The Unknown chewed a pencil as it worked out its rebuttal
to Sven Birkerts incomprehensible claim that the word, when printed,
was a thing, but, when on a screen, merely a manifestation.
A rose is a thing is a manifestation, wrote the Unknown,
knowing that a Stein reference was likely to irritate Birkerts by reminding
him
of the excesses of feminist modernism, that even his precious canon had
elements of discomfort for him.
The Unknown would not be invited back to Plimptons
anytime soon, not after the dent they had made in his booze. And the blonde
had earned them no points with Sarah.
The Unknown had disgraced themselves in front of Talan Memmott by persuading
his date to give an impromptu reading of their work.
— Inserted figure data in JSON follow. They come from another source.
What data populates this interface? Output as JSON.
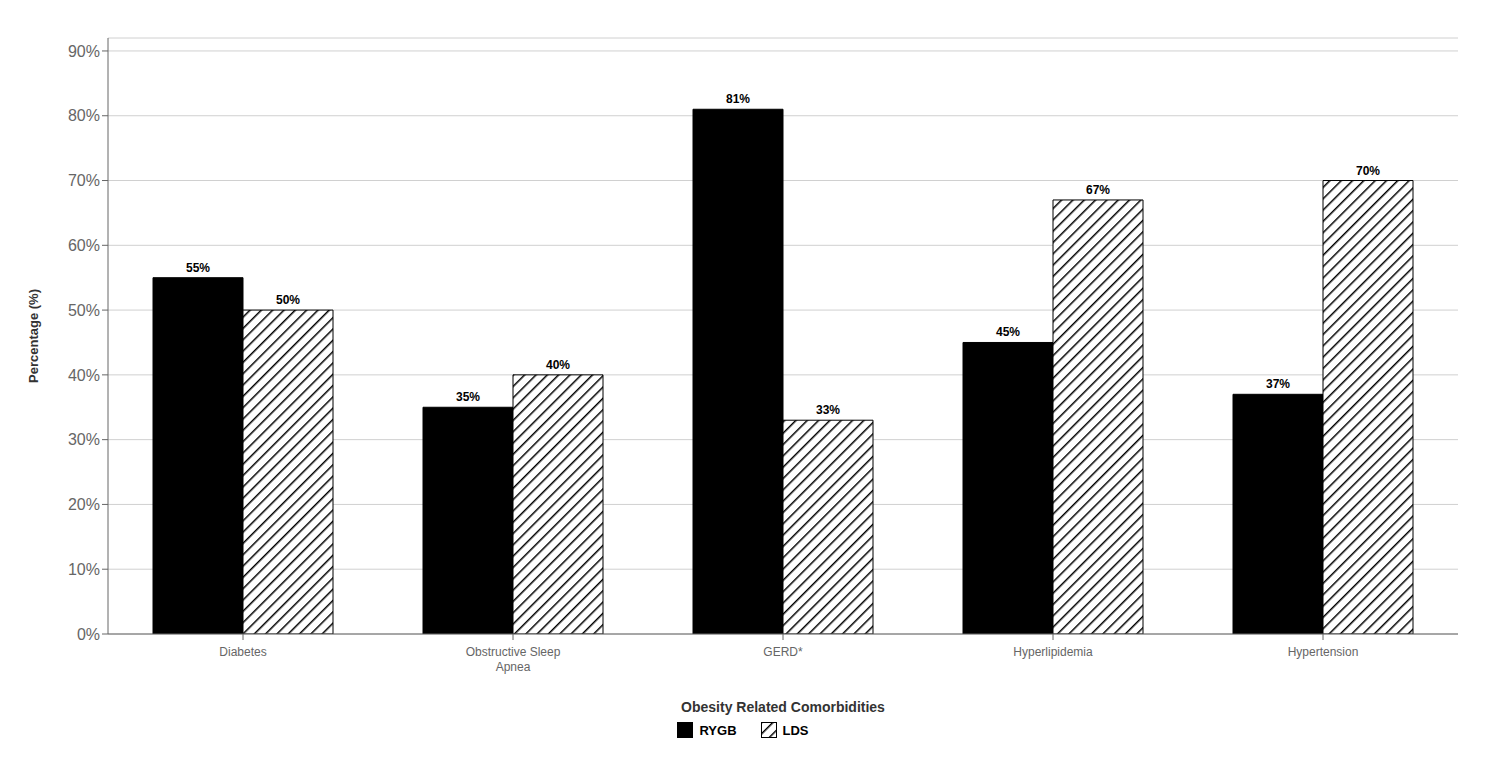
{
  "chart_data": {
    "type": "bar",
    "xlabel": "Obesity Related Comorbidities",
    "ylabel": "Percentage (%)",
    "categories": [
      "Diabetes",
      "Obstructive Sleep\nApnea",
      "GERD*",
      "Hyperlipidemia",
      "Hypertension"
    ],
    "series": [
      {
        "name": "RYGB",
        "color": "#000000",
        "values": [
          55,
          35,
          81,
          45,
          37
        ],
        "value_labels": [
          "55%",
          "35%",
          "81%",
          "45%",
          "37%"
        ]
      },
      {
        "name": "LDS",
        "color": "#ffffff",
        "values": [
          50,
          40,
          33,
          67,
          70
        ],
        "value_labels": [
          "50%",
          "40%",
          "33%",
          "67%",
          "70%"
        ]
      }
    ],
    "ylim": [
      0,
      92
    ],
    "yticks": [
      {
        "value": 0,
        "label": "0%"
      },
      {
        "value": 10,
        "label": "10%"
      },
      {
        "value": 20,
        "label": "20%"
      },
      {
        "value": 30,
        "label": "30%"
      },
      {
        "value": 40,
        "label": "40%"
      },
      {
        "value": 50,
        "label": "50%"
      },
      {
        "value": 60,
        "label": "60%"
      },
      {
        "value": 70,
        "label": "70%"
      },
      {
        "value": 80,
        "label": "80%"
      },
      {
        "value": 90,
        "label": "90%"
      }
    ],
    "grid": true,
    "legend": "bottom",
    "data_labels": true
  }
}
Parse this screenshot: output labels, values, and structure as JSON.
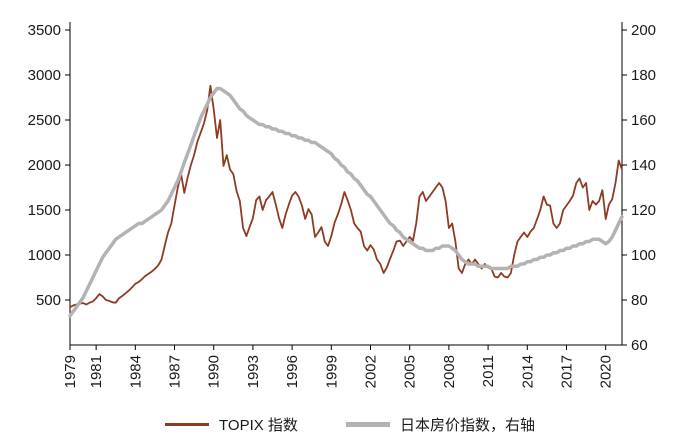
{
  "legend": {
    "items": [
      {
        "label": "TOPIX 指数",
        "color": "#8e3b22",
        "thickness": 3
      },
      {
        "label": "日本房价指数，右轴",
        "color": "#b3b3b3",
        "thickness": 5
      }
    ]
  },
  "chart_data": {
    "type": "line",
    "title": "",
    "x_start": 1979.0,
    "x_step": 0.25,
    "x_ticks": [
      1979,
      1981,
      1984,
      1987,
      1990,
      1993,
      1996,
      1999,
      2002,
      2005,
      2008,
      2011,
      2014,
      2017,
      2020
    ],
    "ylim_left": [
      0,
      3500
    ],
    "yticks_left": [
      500,
      1000,
      1500,
      2000,
      2500,
      3000,
      3500
    ],
    "ylim_right": [
      60,
      200
    ],
    "yticks_right": [
      60,
      80,
      100,
      120,
      140,
      160,
      180,
      200
    ],
    "grid": false,
    "legend_position": "bottom",
    "series": [
      {
        "name": "TOPIX 指数",
        "axis": "left",
        "color": "#8e3b22",
        "width": 1.8,
        "values": [
          420,
          440,
          450,
          460,
          465,
          450,
          470,
          485,
          520,
          565,
          540,
          500,
          490,
          475,
          470,
          520,
          545,
          575,
          605,
          640,
          680,
          700,
          730,
          765,
          790,
          815,
          845,
          885,
          950,
          1100,
          1250,
          1350,
          1550,
          1750,
          1900,
          1690,
          1860,
          2000,
          2110,
          2260,
          2360,
          2460,
          2610,
          2880,
          2620,
          2300,
          2500,
          1990,
          2110,
          1950,
          1900,
          1710,
          1600,
          1300,
          1210,
          1310,
          1410,
          1610,
          1650,
          1500,
          1610,
          1650,
          1700,
          1560,
          1410,
          1300,
          1450,
          1560,
          1660,
          1700,
          1650,
          1550,
          1400,
          1510,
          1450,
          1200,
          1250,
          1310,
          1150,
          1100,
          1210,
          1360,
          1450,
          1560,
          1700,
          1610,
          1500,
          1350,
          1300,
          1260,
          1100,
          1050,
          1110,
          1060,
          950,
          900,
          800,
          860,
          960,
          1050,
          1150,
          1160,
          1100,
          1150,
          1200,
          1160,
          1350,
          1650,
          1700,
          1600,
          1650,
          1700,
          1750,
          1800,
          1750,
          1600,
          1300,
          1350,
          1150,
          850,
          800,
          900,
          950,
          900,
          950,
          900,
          850,
          900,
          860,
          850,
          760,
          750,
          800,
          760,
          750,
          800,
          1000,
          1150,
          1200,
          1250,
          1200,
          1260,
          1300,
          1400,
          1500,
          1650,
          1560,
          1550,
          1350,
          1300,
          1350,
          1500,
          1550,
          1600,
          1660,
          1800,
          1850,
          1750,
          1800,
          1500,
          1600,
          1560,
          1600,
          1720,
          1400,
          1560,
          1620,
          1800,
          2050,
          1950
        ]
      },
      {
        "name": "日本房价指数，右轴",
        "axis": "right",
        "color": "#b3b3b3",
        "width": 3.5,
        "values": [
          73,
          75,
          77,
          79,
          81,
          84,
          87,
          90,
          93,
          96,
          99,
          101,
          103,
          105,
          107,
          108,
          109,
          110,
          111,
          112,
          113,
          114,
          114,
          115,
          116,
          117,
          118,
          119,
          120,
          122,
          124,
          127,
          130,
          133,
          137,
          141,
          145,
          149,
          153,
          157,
          161,
          164,
          167,
          170,
          172,
          174,
          174,
          173,
          172,
          171,
          169,
          167,
          165,
          164,
          162,
          161,
          160,
          159,
          158,
          158,
          157,
          157,
          156,
          156,
          155,
          155,
          154,
          154,
          153,
          153,
          152,
          152,
          151,
          151,
          150,
          150,
          149,
          148,
          147,
          146,
          145,
          143,
          142,
          140,
          139,
          137,
          136,
          134,
          133,
          131,
          129,
          127,
          126,
          124,
          122,
          120,
          118,
          116,
          114,
          113,
          111,
          110,
          108,
          107,
          106,
          105,
          104,
          103,
          103,
          102,
          102,
          102,
          103,
          103,
          104,
          104,
          104,
          103,
          102,
          100,
          98,
          97,
          96,
          96,
          96,
          95,
          95,
          95,
          95,
          94,
          94,
          94,
          94,
          94,
          94,
          95,
          95,
          95,
          96,
          96,
          97,
          97,
          98,
          98,
          99,
          99,
          100,
          100,
          101,
          101,
          102,
          102,
          103,
          103,
          104,
          104,
          105,
          105,
          106,
          106,
          107,
          107,
          107,
          106,
          105,
          106,
          108,
          111,
          114,
          117
        ]
      }
    ]
  }
}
And they never made it to Australia.
Still the Unknown hung on. The hypertext had been thumped by theorists,
but the writers had barely dabbled in it before moving on to more esoteric
genres such as vispo, codework, kinetic poetry, and video game and comic
book theory.
In contrast to those Web artists whose emphasis was on great design, on
interactive audio, or on the mutilation of syntax, the Unknown had pushed
no boundaries and done exactly what the Web was designed for. And the
elusive fact that the writing was good (nobody could ever quite focus
their attention enough to understand the significance of this) had drawn
some serious critical attention in Europe, a slow, but steady, sometimes
irritating building of a scholarship, like a
mote in the canons eye.
The Unknown finished the letter to Sven, and
went downstairs and out to a bar. Unknown, thought the Unknown, staring
up at a hockey match on TV.
What the fuck am I doing with my life?